GPUs that are shown with GPUlist command are not available

Dear all,

I am struggling with the GPU set up in Cryosparc. I managed to add the three GPUs I have in my cluster so when I run the command Cryosparcw gpulist they are all there (photo below)

Then, I restart cryosparc and when I go to queue the job I see the following, where the one with only two GPUs is the server of the cluster:

If I run several GPUs required jobs, I have the limitation of two at the same time (meaning that it´s only using the 1 and 1 GPUs)
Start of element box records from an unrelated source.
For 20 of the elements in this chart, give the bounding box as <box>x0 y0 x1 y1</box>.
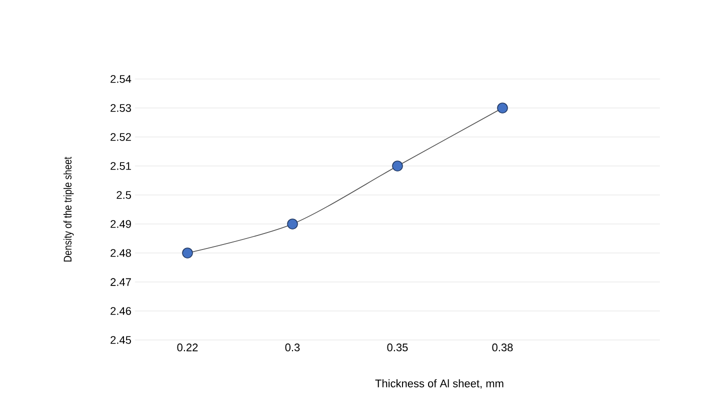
point <box>287 218 298 230</box>
y-axis-title: Density of the triple sheet <box>63 156 74 262</box>
y-tick-label: 2.46 <box>110 307 131 315</box>
x-axis-title: Thickness of Al sheet, mm <box>375 379 504 389</box>
point <box>392 160 403 172</box>
y-tick-label: 2.49 <box>110 220 131 228</box>
y-tick-label: 2.47 <box>110 278 131 286</box>
x-tick-label: 0.3 <box>285 344 300 352</box>
x-tick-label: 0.22 <box>177 344 198 352</box>
y-tick-label: 2.48 <box>110 249 131 257</box>
y-tick-label: 2.54 <box>110 75 132 83</box>
y-tick-label: 2.53 <box>110 104 131 112</box>
y-tick-label: 2.51 <box>110 162 131 170</box>
y-tick-label: 2.52 <box>110 133 131 141</box>
point <box>182 248 193 258</box>
y-tick-label: 2.45 <box>110 336 131 344</box>
y-tick-label: 2.5 <box>116 191 131 199</box>
point <box>497 102 508 114</box>
x-tick-label: 0.35 <box>387 344 408 352</box>
x-tick-label: 0.38 <box>492 344 513 352</box>
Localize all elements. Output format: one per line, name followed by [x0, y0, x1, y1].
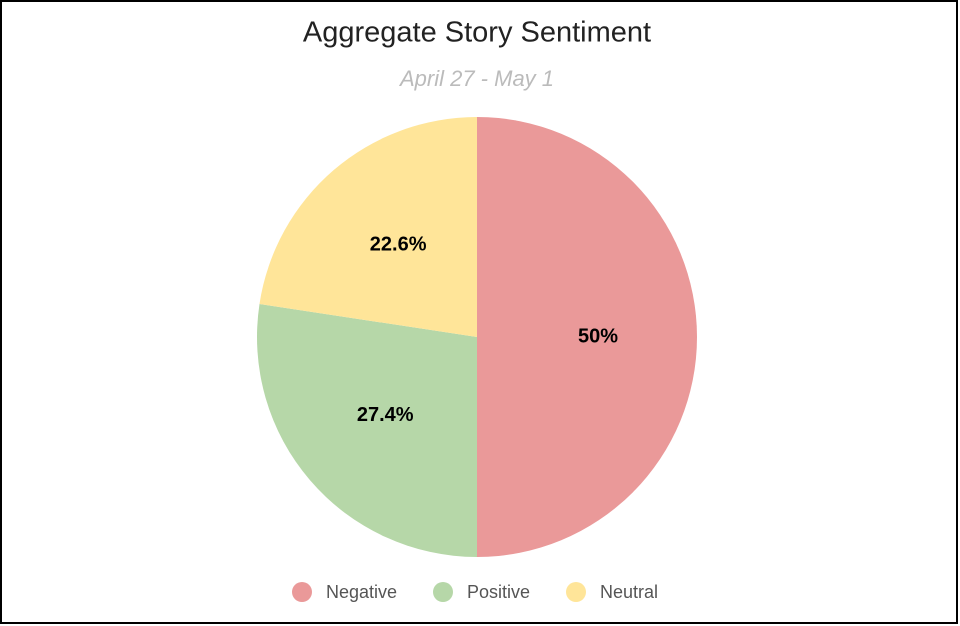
pie-slice [259, 117, 477, 337]
legend-swatch [433, 582, 453, 602]
legend-swatch [566, 582, 586, 602]
legend-label: Positive [467, 582, 530, 602]
data-label: 27.4% [357, 404, 414, 426]
legend-label: Negative [326, 582, 397, 602]
chart-title: Aggregate Story Sentiment [303, 17, 651, 49]
chart-subtitle: April 27 - May 1 [398, 66, 554, 91]
legend-label: Neutral [600, 582, 658, 602]
data-label: 50% [578, 325, 618, 347]
pie-slice [477, 117, 697, 557]
pie-slice [257, 303, 477, 557]
data-label: 22.6% [370, 234, 427, 256]
legend-swatch [292, 582, 312, 602]
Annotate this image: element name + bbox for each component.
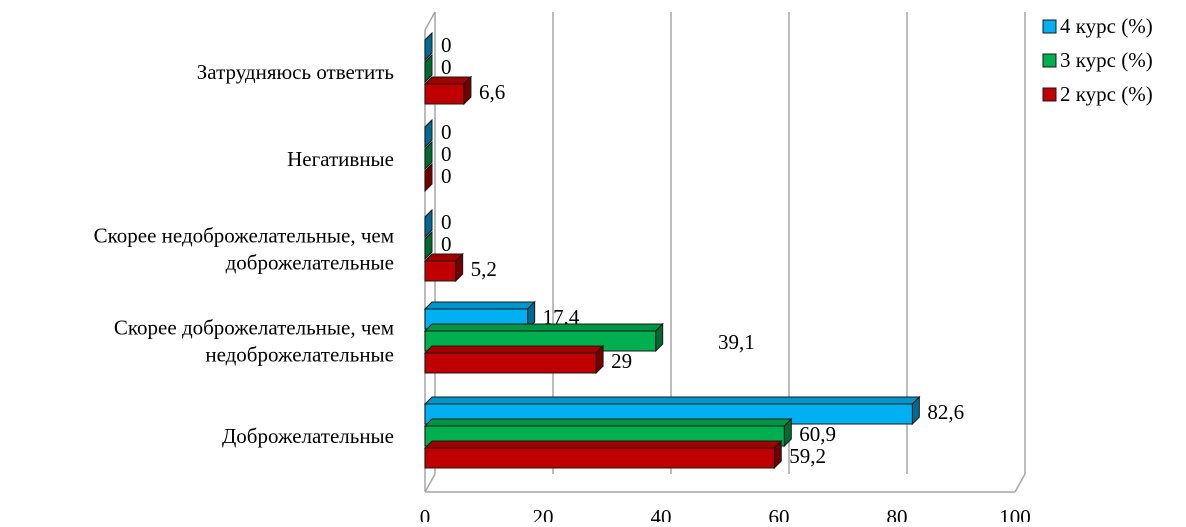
category-label: Скорее недоброжелательные, чем доброжелат…	[94, 224, 394, 275]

Besides, I can´t queue jobs, they just fail whever there are two jobs already running.

Could you help me?
Thanks in advance

Hi @baratachencho .
Please can you post the output of the command

cryosparcm cli "get_scheduler_targets()"

Hi,
yes sure

Thanks for posting the configuration.

Please can you describe the configuration as you expect it:

  1. Is there one computer that acts as both master and worker?
  2. Is there an additional worker node?
  3. What are the outputs of these commands on each node
    hostname | cut -b1-2
    free -h
    grep -m 1 "model name" /proc/cpuinfo
    nvidia-smi -L
    
  4. Have there been any hardware changes (such as GPU or RAM) upgrades on any of the nodes?

The mention of two different user names in the respective ssh_str fields of the two workers could indicate a misconfiguration. Please review the relevant prerequisites:

  1. CryoSPARC commands, jobs and other processes should be run by a shared, non-privileged (“designated”) Linux user.
  2. The cryosparcw connect command should be run on the applicable (to be connected) worker node by the “designated” Linux user.

Hi,
Yes I am working in a cluster so there is only one computer acting as both master and worker. I Installed cryosparc myself I created an account or user with my user.
The outputs of the commands are the followings:

Answering the question 4. Yes, from the first installation to now, I inslalled a new GPU so I had to update the gpulist. I used the command --connect.

Thanks fro your help

Under that circumstance, one might use the
cryosparcw connect --update option.

In this case, the presence of two targets in the get_scheduler_targets() output might indicate a misconfiguration.
To help help me propose a meaningful reconfiguration suggestion, please can you confirm that you are always using the same computer on the cluster to run CryoSPARC and that the hostname does not change?

Hello,

When I try that command cryosparcw connect --update ´´ it´s asking me for the --worker and --master arguments and I am not sure of them. Are the simply localhost ´´

Yes, I am using the same computer to run CryoSPARC. When I run cryosparcm start I can access with this two links. I do not know how relevant it is so I attach a picture:

May I suggest

  1. determining carefully the non-privileged Linux account that should own the CryoSPARC installation and run CryoSPARC-related Linux processes:
    ls -l /opt/cryosparc/cryosparc_master/bin/cryosparcm
    ps -eo user,cmd | grep cryosparc_
    
  2. under that Linux account, running these commands
    cryosparcm cli "remove_scheduler_lane('default')"
    /opt/cryosparc/cryosparc_worker/bin/cryosparcw connect --worker sie --master sie --port 39000 --ssdpath /scratch/cryosparc_cache
    

Does this help?

Hi,

Thanks for the help. Yes by running the first command I´ve realize that all processes are running as root, but CryoSPARC installation is under an User that´s not even me.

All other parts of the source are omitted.